Après cet heureux épilogue, le principal obstacle étant levé, le président entreprit de faire répéter leurs répliques aux opposants:

— Quel est ton rôle? demanda-t-il au premier.

— Mon rôle est d’interpeller le gouvernement sur le fait qu’on jette les deniers publics par les fenêtres.

— Quelle sera sa réponse?

— Il répondra qu’il est à court d’argent.

— Et toi, qu’as-tu à dire à cela?

— J’ai à dire à cela que je suis entièrement satisfait de la réponse du gouvernement et que je demande aux députés de l’opposition de se rallier à mon avis.

— Tu peux t’asseoir! dit le président, lui aussi satisfait.

— En quoi consiste ton rôle? demanda-t-il au deuxième.

— Je dois interpeller le gouvernement sur le fait que certains fonctionnaires ont obtenu des postes élevés en sautant les échelons, qu’ils touchent chacun plusieurs gros salaires et de nombreuses indemnités, tandis que d’autres, plus compétents et plus anciens dans le service, restent à des positions inférieures, et n’ont pas eu d’avancement depuis de longues années.

— Bien, et que doit répondre à cela le gouvernement?

— Les ministres diront qu’ils n’ont promu sans respecter les échelons que leurs plus proches parents, ainsi que les gens dont leurs amis intimes ont plaidé la cause, et personne d’autre.

— Et toi, qu’est-ce que tu diras?

— Je dirai que je suis entièrement satisfait de la réponse du gouvernement.

Le président demanda au troisième quel était son rôle.

— Je dois attaquer le gouvernement de la manière la plus cinglante sur le fait qu’il contracte un emprunt à des conditions désavantageuses, alors que la situation financière du pays est déjà difficile.

— Que répondra le gouvernement?

— Il répondra qu’il a besoin d’argent.

— Et toi, qu’est-ce que tu diras?

— Je dirai que d’aussi puissants arguments m’ont totalement convaincu, et que je suis satisfait de la réponse.

— Et toi, qu’as-tu à faire? demanda-t-il au quatrième.

— À interpeller le ministre de la guerre sur le fait que l’année meurt de faim.

— Que dira-t-il?

— Elle n’a rien à manger!

— Et toi?

— Je suis entièrement satisfait.

— Assieds-toi.

Il interrogea de meme les membres restants de l’opposition, puis il passa à la majorité parlementaire.

Ceux qui savaient parfaitement leur rôle furent félicités les autres ne furent pas autorisés à se présenter à la séance de I l’Assemblée.

Du fait des circonstances défavorables qui régnaient dans le pays, la représentation nationale fut obligée, lors des premières séances, de procéder à l’examen des points les plus urgents.

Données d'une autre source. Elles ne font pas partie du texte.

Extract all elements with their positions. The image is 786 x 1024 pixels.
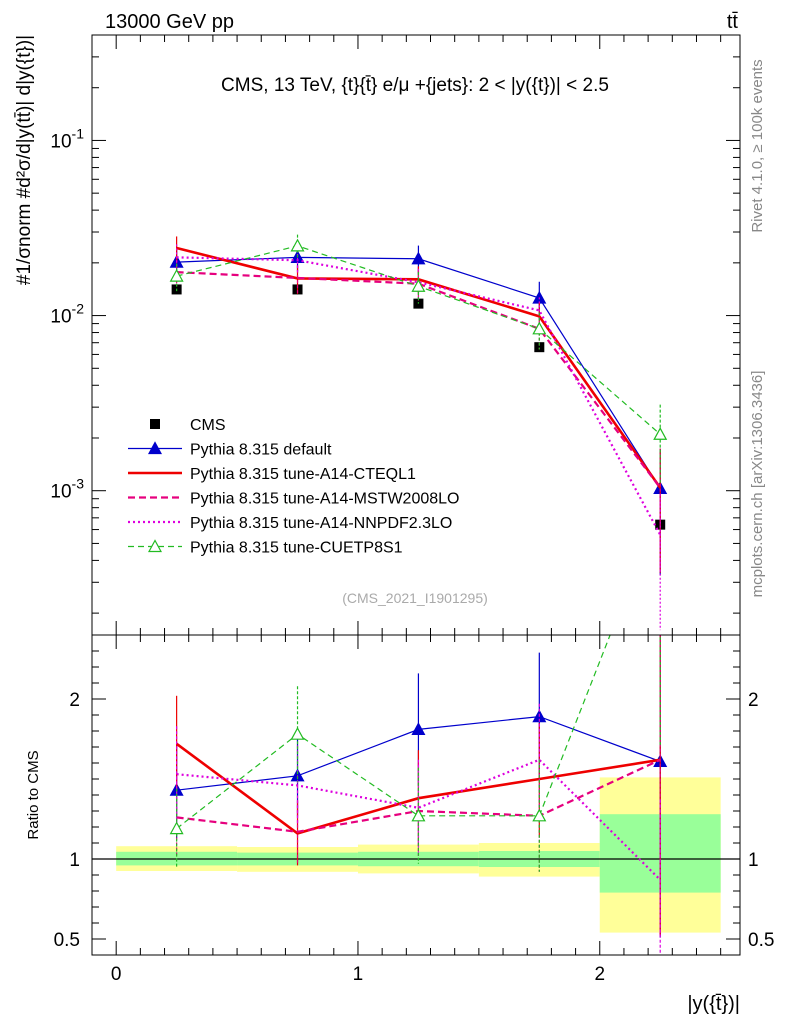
side-label-top: Rivet 4.1.0, ≥ 100k events	[749, 59, 766, 232]
ratio-frame	[91, 634, 741, 956]
side-label-bottom: mcplots.cern.ch [arXiv:1306.3436]	[749, 371, 766, 598]
ratio-y-tick-label-right: 0.5	[748, 930, 774, 951]
data-point	[411, 251, 426, 265]
ratio-y-tick-label: 2	[69, 690, 80, 711]
header-left: 13000 GeV pp	[105, 11, 234, 33]
legend: CMS Pythia 8.315 default Pythia 8.315 tune…	[128, 417, 459, 557]
x-tick-label: 0	[111, 964, 122, 985]
legend-item: CMS	[150, 417, 226, 434]
ratio-data-point	[411, 808, 426, 822]
ratio-data-point	[290, 726, 305, 740]
ratio-data-point	[532, 808, 547, 822]
legend-label: Pythia 8.315 tune-CUETP8S1	[190, 540, 403, 557]
ratio-ylabel: Ratio to CMS	[25, 750, 42, 839]
legend-item: Pythia 8.315 default	[128, 441, 332, 459]
main-ylabel: #1/σnorm #d²σ/d|y(tt̄)| d|y({t})|	[14, 35, 35, 285]
header-right: tt̄	[727, 11, 739, 33]
data-point	[411, 279, 426, 292]
main-title: CMS, 13 TeV, {t}{t̄} e/μ +{jets}: 2 < |y…	[221, 75, 609, 96]
legend-label: Pythia 8.315 default	[190, 442, 332, 459]
ratio-data-point	[411, 722, 426, 736]
x-tick-label: 2	[594, 964, 605, 985]
data-point	[290, 238, 305, 252]
ratio-y-tick-label-right: 1	[748, 850, 759, 871]
legend-item: Pythia 8.315 tune-A14-CTEQL1	[128, 466, 416, 483]
legend-marker	[147, 539, 163, 553]
series-line	[176, 256, 662, 536]
ratio-data-point	[169, 821, 184, 835]
watermark: (CMS_2021_I1901295)	[342, 590, 488, 606]
main-panel: 10-1 10-2 10-3 CMS, 13 TeV, {t}{t̄} e/μ +{…	[50, 34, 741, 636]
legend-item: Pythia 8.315 tune-CUETP8S1	[128, 539, 403, 557]
data-point	[169, 268, 184, 282]
ratio-y-tick-label: 1	[69, 850, 80, 871]
x-tick-label: 1	[353, 964, 364, 985]
main-y-tick-label: 10-3	[50, 476, 84, 503]
legend-marker	[147, 441, 163, 455]
data-point	[532, 321, 547, 335]
cms-data-point	[534, 342, 545, 353]
ratio-panel: 0.5 0.5 1 1 2 2 0 1 2	[54, 634, 774, 985]
data-point	[653, 427, 668, 440]
legend-item: Pythia 8.315 tune-A14-NNPDF2.3LO	[128, 515, 452, 532]
ratio-series-line	[176, 758, 661, 881]
x-axis-label: |y({t̄})|	[687, 993, 740, 1015]
legend-label: CMS	[190, 417, 226, 434]
main-y-tick-label: 10-1	[50, 125, 84, 152]
legend-swatch	[150, 419, 160, 429]
main-series-5	[169, 234, 668, 484]
main-y-tick-label: 10-2	[50, 301, 84, 328]
ratio-y-tick-label: 0.5	[54, 930, 80, 951]
ratio-y-tick-label-right: 2	[748, 690, 759, 711]
ratio-series-4	[169, 635, 661, 872]
legend-item: Pythia 8.315 tune-A14-MSTW2008LO	[128, 491, 459, 508]
legend-label: Pythia 8.315 tune-A14-CTEQL1	[190, 466, 416, 483]
legend-label: Pythia 8.315 tune-A14-NNPDF2.3LO	[190, 515, 452, 532]
ratio-series-line	[176, 635, 611, 830]
legend-label: Pythia 8.315 tune-A14-MSTW2008LO	[190, 491, 459, 508]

Le gouvernement, partageant ce sens du devoir, et afin qu’on ne perdît pas son temps en futilités, fit immédiatement inscrire à l’ordre du jour une loi sur l’organisation des forces navales.

Quand j’en entendis parler, je demandai à l’un des députés:

— Vous avez beaucoup de navires de guerre?

— Non.

— Vous en avez combien, en tout?

— Pour l’instant, aucun!

J’en fus interloqué. Il le remarqua, et s’étonna à son tour.

— Qu’est-ce que vous trouvez là de curieux? me demanda-t-il.

— J’ai entendu dire que vous aviez adopté une loi sur…

— Exact, m’interrompit-il, nous l’avons votée; il le fallait, puisque nous n’avions toujours pas de loi sur l’organisation de la flotte.

— La Servilie s’étend donc jusqu’à la mer?

— Pas pour l’instant.

— Mais alors, à quoi bon cette loi?

Cela fit rire le député, qui précisa:

— Il fut un temps, monsieur, où notre pays avait deux frontières maritimes. Or, notre idéal national est de faire de la Servilie ce qu’elle fut autrefois. Nous y travaillons, voyez-vous.

— Ah, mais ça change tout… dis-je sur un ton d’excuse. Je comprends, maintenant; permettez-moi de vous dire que la Servilie deviendra assurément une grande et puissante nation, et qu’elle le restera aussi longtemps qu’elle sera choyée avec un tel dévouement et qu’elle sera dirigée avec autant de discemement et de patriotisme qu’aujourd’hui!